Old Cottage by the Pool, 1917

J. J. Hilder (23 July 1881 – 10 April 1916), also known as Jesse Jewhurst Hilder, was an Australian watercolourist.

==Early life==
Hilder was born in Toowoomba, Queensland, Australia, the fourth son and eighth child of Henry Hilder, an engineer originally from Sussex. Hilder attended Toowoomba North State School until 1890 when his family moved to Brisbane where he continued his education at Fortitude Valley State School. Hilder spent three years at the Brisbane Grammar School, having won a scholarship at age 13, and passed the junior public examination in 1897.

In 1898 Hilder joined the Brisbane branch of the Bank of New South Wales.

Suffering increasing ill-health, Hilder moved on a number of occasions.
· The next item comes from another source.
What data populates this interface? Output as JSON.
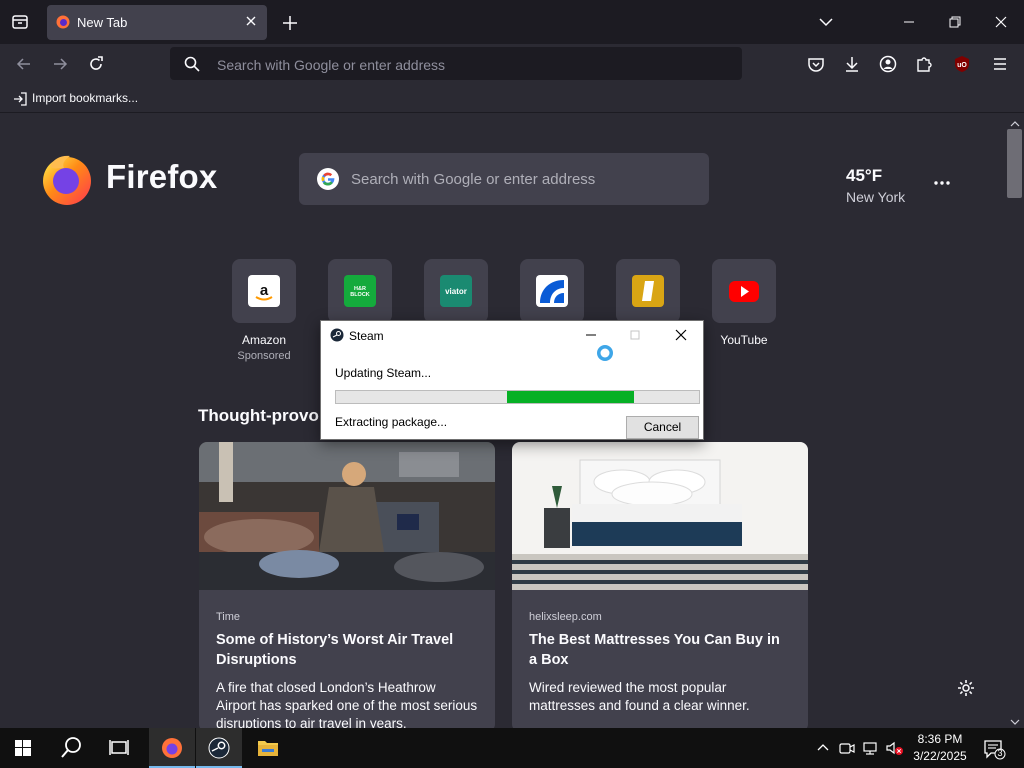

He was diagnosed with tuberculosis.

==Career==
Increasingly focused on his artwork, Hilder began to find more patronage and sales, and exhibited in Melbourne in 1914. Despite continued ill-health he painted throughout the remaining two years of his life, dying on 10 April 1916, at Hornsby, New South Wales, Australia. His elder son was sculptor Bim Hilder. His younger son was artist and author Brett Hilder, although Brett is better known as a Master Mariner.

==Publications==
- J. J. (Jesse Jewhurst) Hilder, J.J. Hilder: water-colourist (Sydney: Tyrrells, 1916)
- Sydney Ure Smith and Bertram Stevens (eds.), The art of J.J. Hilder (Sydney: Angus & Robertson, 1918)
- J. J. (Jesse Jewhurst) Hilder, Jesse Jewhurst Hilder: anniversary exhibition, 1966 (Brisbane: Queensland Art Gallery, 1960)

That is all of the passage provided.